Workload Execution - Traditional vs Graph
Transactional graph workloads differ from traditional relational workloads in several fundamental ways, one of them being the complex dependencies that exist between queries of a graph workload.
To understand what is meant by “traditional relational workloads”, take the classical TPC-C benchmark as an example. In TPC-C Remote Terminal Emulators (emulators) are used to issue update transactions in parallel, where the transactions issued by these emulators do not depend on one another. Note, “dependency” is used here in the context of scheduling, i.e., one query is dependent on another if it can not start until the other completes. For example, a New-Order transaction does not depend on other orders from this or other users.

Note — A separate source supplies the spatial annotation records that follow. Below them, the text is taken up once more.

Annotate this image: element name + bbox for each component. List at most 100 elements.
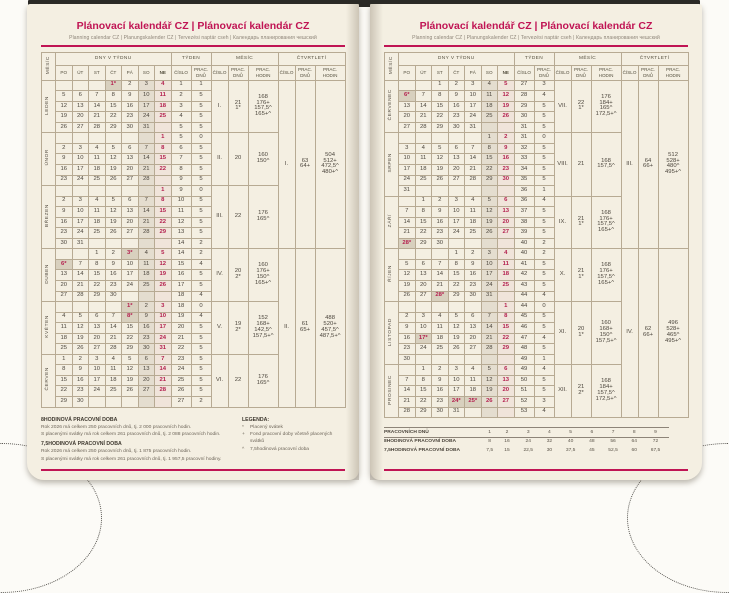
week-row: 25 26 27 28 29 30 31 22 5 bbox=[42, 343, 346, 355]
week-number-cell: 13 bbox=[170, 227, 192, 239]
hours-value-cell: 24 bbox=[525, 439, 531, 445]
day-cell: 7 bbox=[464, 142, 482, 155]
day-cell: 27 bbox=[464, 343, 482, 355]
week-workdays-cell: 5 bbox=[190, 280, 212, 292]
day-cell bbox=[71, 79, 89, 92]
day-cell: 1 bbox=[414, 364, 432, 376]
week-workdays-cell: 5 bbox=[190, 195, 212, 208]
day-cell: 7 bbox=[137, 195, 155, 208]
day-column-header: NE bbox=[497, 64, 515, 81]
day-cell: 16 bbox=[104, 269, 122, 281]
month-number-cell: IX. bbox=[553, 195, 572, 250]
week-number-cell: 41 bbox=[513, 258, 535, 271]
week-workdays-cell: 5 bbox=[533, 322, 555, 334]
day-cell bbox=[480, 121, 498, 134]
week-workdays-cell: 4 bbox=[533, 290, 555, 303]
day-cell: 2 bbox=[55, 142, 73, 155]
day-cell: 25 bbox=[55, 343, 73, 355]
hours-value-cell: 45 bbox=[589, 448, 595, 454]
day-cell bbox=[431, 185, 449, 197]
day-cell: 21 bbox=[480, 332, 498, 345]
month-hours-cell: 152 168+ 142,5^ 157,5+^ bbox=[247, 301, 279, 355]
day-cell: 24 bbox=[154, 332, 172, 345]
day-cell: 29 bbox=[55, 396, 73, 408]
week-workdays-cell: 5 bbox=[533, 142, 555, 155]
week-number-cell: 7 bbox=[170, 153, 192, 165]
day-cell: 28 bbox=[137, 227, 155, 239]
day-cell: 6 bbox=[497, 364, 515, 376]
day-cell: 15 bbox=[55, 374, 73, 387]
quarter-number-cell: I. bbox=[277, 79, 296, 250]
day-cell: 17 bbox=[447, 216, 465, 229]
day-cell: 31 bbox=[480, 290, 498, 303]
day-cell bbox=[497, 237, 515, 250]
month-name-label: PROSINEC bbox=[388, 374, 394, 405]
week-workdays-cell: 5 bbox=[190, 343, 212, 355]
day-cell: 18 bbox=[55, 332, 73, 345]
week-row: 16 17 18 19 20 21 22 8 5 bbox=[42, 163, 346, 176]
week-number-cell: 45 bbox=[513, 311, 535, 324]
month-name-cell: LEDEN bbox=[41, 79, 56, 134]
day-cell: 21 bbox=[137, 216, 155, 229]
day-cell: 21 bbox=[154, 374, 172, 387]
week-number-cell: 17 bbox=[170, 280, 192, 292]
day-cell: 18 bbox=[137, 269, 155, 281]
day-cell: 18 bbox=[88, 216, 106, 229]
day-cell: 16 bbox=[71, 374, 89, 387]
legend-title: LEGENDA: bbox=[242, 416, 270, 423]
month-name-label: ČERVENEC bbox=[388, 89, 394, 121]
month-workdays-cell: 20 bbox=[227, 132, 249, 187]
day-cell: 7 bbox=[137, 142, 155, 155]
day-cell: 20 bbox=[121, 163, 139, 176]
week-workdays-cell: 5 bbox=[533, 163, 555, 176]
week-row: 30 31 14 2 bbox=[42, 237, 346, 250]
month-number-cell: XI. bbox=[553, 301, 572, 366]
page-title: Plánovací kalendář CZ | Plánovací kalend… bbox=[76, 20, 310, 32]
day-cell: 26 bbox=[497, 111, 515, 123]
day-cell: 5 bbox=[154, 248, 172, 260]
day-cell: 21 bbox=[137, 163, 155, 176]
day-cell bbox=[431, 301, 449, 313]
month-name-label: LEDEN bbox=[45, 95, 51, 115]
month-name-cell: ZÁŘÍ bbox=[384, 195, 399, 250]
day-cell: 7 bbox=[104, 311, 122, 324]
day-cell: 3 bbox=[464, 79, 482, 92]
summary-line: S placenými svátky má rok celkem 261 pra… bbox=[41, 456, 222, 462]
day-cell: 30 bbox=[137, 343, 155, 355]
month-column-header: MĚSÍC bbox=[384, 51, 399, 81]
week-number-cell: 10 bbox=[170, 195, 192, 208]
day-cell: 22 bbox=[104, 111, 122, 123]
day-cell: 20 bbox=[88, 332, 106, 345]
quarter-hours-cell: 488 520+ 457,5^ 487,5+^ bbox=[314, 248, 346, 408]
month-workdays-header: PRAC. DNŮ bbox=[227, 64, 249, 81]
day-cell: 10 bbox=[414, 322, 432, 334]
day-cell: 5 bbox=[104, 142, 122, 155]
month-name-cell: KVĚTEN bbox=[41, 301, 56, 355]
summary-line: Rok 2026 má celkem 250 pracovních dnů, t… bbox=[41, 424, 192, 430]
week-number-cell: 23 bbox=[170, 353, 192, 366]
week-number-cell: 35 bbox=[513, 174, 535, 187]
day-cell: 20 bbox=[497, 216, 515, 229]
footer-summary: 8HODINOVÁ PRACOVNÍ DOBA Rok 2026 má celk… bbox=[41, 414, 345, 463]
footer-legend: LEGENDA: * Placený svátek + Fond pracovn… bbox=[242, 414, 334, 463]
day-cell: 7 bbox=[88, 90, 106, 102]
month-name-label: ČERVEN bbox=[45, 367, 51, 391]
hours-value-cell: 64 bbox=[631, 439, 637, 445]
week-workdays-cell: 5 bbox=[533, 227, 555, 239]
week-row: BŘEZEN 1 9 0 III. 22 176 165^ bbox=[41, 185, 346, 250]
week-workdays-cell: 5 bbox=[533, 280, 555, 292]
day-cell: 11 bbox=[414, 153, 432, 165]
day-cell: 25 bbox=[104, 385, 122, 397]
day-cell: 22 bbox=[154, 216, 172, 229]
week-row: 23 24 25 26 27 28 29 48 5 bbox=[385, 343, 689, 355]
week-workdays-cell: 5 bbox=[533, 343, 555, 355]
week-row: 15 16 17 18 19 20 21 25 5 bbox=[42, 374, 346, 387]
week-number-cell: 31 bbox=[513, 132, 535, 144]
day-column-header: PÁ bbox=[464, 64, 482, 81]
day-cell bbox=[480, 301, 498, 313]
day-cell: 12 bbox=[398, 269, 416, 281]
quarter-workdays-cell: 61 65+ bbox=[294, 248, 316, 408]
month-number-cell: X. bbox=[553, 248, 572, 303]
day-cell bbox=[137, 237, 155, 250]
day-cell: 19 bbox=[447, 332, 465, 345]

Naturally, the results of Stock-Level transactions depend on the items that were previously sold, but in TPC-C it is not an emulator’s responsibility to enforce any such ordering. The scheduling strategy employed by TPC-C is tailored to the scenario where transactional updates do not depend on one another. In reality, one would expect to also have scheduling dependencies between transactions, e.g., checking the status of the order should only be done after the order is registered in the system. TPC-C, however, does not do this and instead only asks for the status of the last order for a given user. Furthermore, adding such dependencies to TPC-C would make scheduling only slightly more elaborate. Indeed, the Load Tester (LT) would need to make sure a New-Order transaction always precedes the read requests that check its status, but because users (and their orders) are partitioned across LTs, and orders belong to a particular user, this scheduling does not require inter-LT communication.

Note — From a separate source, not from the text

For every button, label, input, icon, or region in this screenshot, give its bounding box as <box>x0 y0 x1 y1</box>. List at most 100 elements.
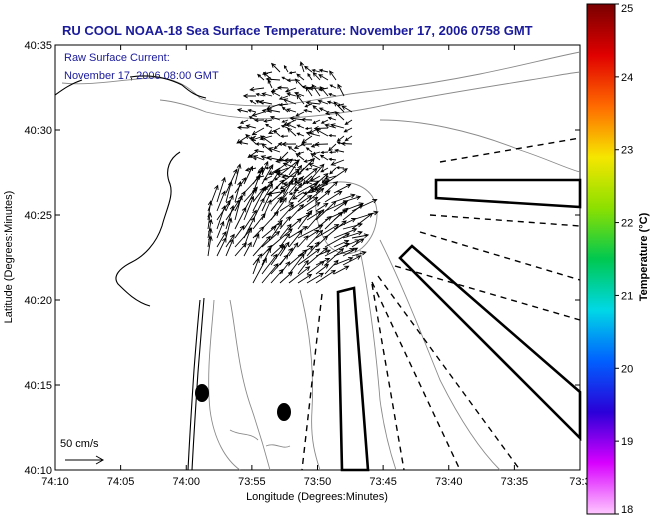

A significantly more difficult scheduling problem arises when we consider the SNB benchmark that models a real-world social network. Its domain includes users that form a social friendship graph and which leave posts/comments/likes on each others walls (forums). The update transactions are generated (exported as a log) by the data generator, with assigned timestamps, e.g. user 123 added post 456 to forum 789 at time T. Suppose we partition this workload by user, such that each driver gets all the updates (friendship requests, posts, comments and likes on other user’s posts etc) initiated by a given user. Now, if the benchmark is to resemble a real-world social network, the update operations represent a highly connected (and dependent) network: a user should not create comments before she joins the network, a friendship request can not be sent to a non-existent user, a comment can only be added to a post that already exists, etc. Given a user partitioning scheme, most such dependencies would cross the boundaries between driver threads/processes, because the correct execution of update operations requires that the social network is in a particular state, and that state depends on the progress of other threads/processes.

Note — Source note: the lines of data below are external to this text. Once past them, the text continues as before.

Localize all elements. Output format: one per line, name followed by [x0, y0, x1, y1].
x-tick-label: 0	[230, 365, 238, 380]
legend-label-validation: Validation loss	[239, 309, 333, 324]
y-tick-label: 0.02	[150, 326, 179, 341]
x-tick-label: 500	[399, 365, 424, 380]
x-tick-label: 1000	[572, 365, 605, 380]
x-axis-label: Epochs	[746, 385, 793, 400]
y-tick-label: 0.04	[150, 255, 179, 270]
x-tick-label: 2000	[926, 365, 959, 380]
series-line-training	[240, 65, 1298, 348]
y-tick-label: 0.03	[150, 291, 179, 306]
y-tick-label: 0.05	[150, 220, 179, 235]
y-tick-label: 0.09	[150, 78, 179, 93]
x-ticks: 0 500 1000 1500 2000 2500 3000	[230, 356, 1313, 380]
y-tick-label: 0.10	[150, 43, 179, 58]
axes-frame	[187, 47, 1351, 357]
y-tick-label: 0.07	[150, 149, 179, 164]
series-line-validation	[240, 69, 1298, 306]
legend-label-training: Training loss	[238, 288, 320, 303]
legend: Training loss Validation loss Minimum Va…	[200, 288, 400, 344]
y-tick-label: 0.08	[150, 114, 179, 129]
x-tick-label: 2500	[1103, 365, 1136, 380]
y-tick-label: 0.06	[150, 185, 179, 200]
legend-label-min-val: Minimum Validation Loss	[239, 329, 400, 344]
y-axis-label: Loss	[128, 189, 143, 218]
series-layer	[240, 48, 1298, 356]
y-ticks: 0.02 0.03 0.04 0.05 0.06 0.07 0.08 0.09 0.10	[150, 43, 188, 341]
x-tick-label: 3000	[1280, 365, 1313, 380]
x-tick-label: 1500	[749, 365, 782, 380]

Such scheduling dependencies in the SNB workload essentially replicate the underlying graph-like shape of its dataset. That is, every time a user comments on a friend’s wall, for example, there is a dependency between two operations that is captured by an edge of the social graph. Partitioning the workload among the LTs therefore becomes equivalent to graph partitioning, a known hard problem.
Because it’s a graph
In short, unlike previous database benchmarking efforts, the SNB workload has necessitated a redefining of the state-of-the-art in workload execution. It is no longer sufficient to rely solely on workload partitioning to safely capture inter-query dependencies in complex database benchmark workloads. The graph-centric nature of SNB introduces new challenges, and novel mechanisms had to be developed to overcome these challenges. To the best of our knowledge, the LDBC SNB Interactive benchmark is the first benchmark that requires a non-trivial partitioning of the workload, among the benchmark drivers. In the context of workload execution, our contribution is therefore the principled design of a driver that executes dependent update operations in a performant and scalable way, across parallel/distributed LTs, while providing repeatable, vendor-independent execution of the benchmark.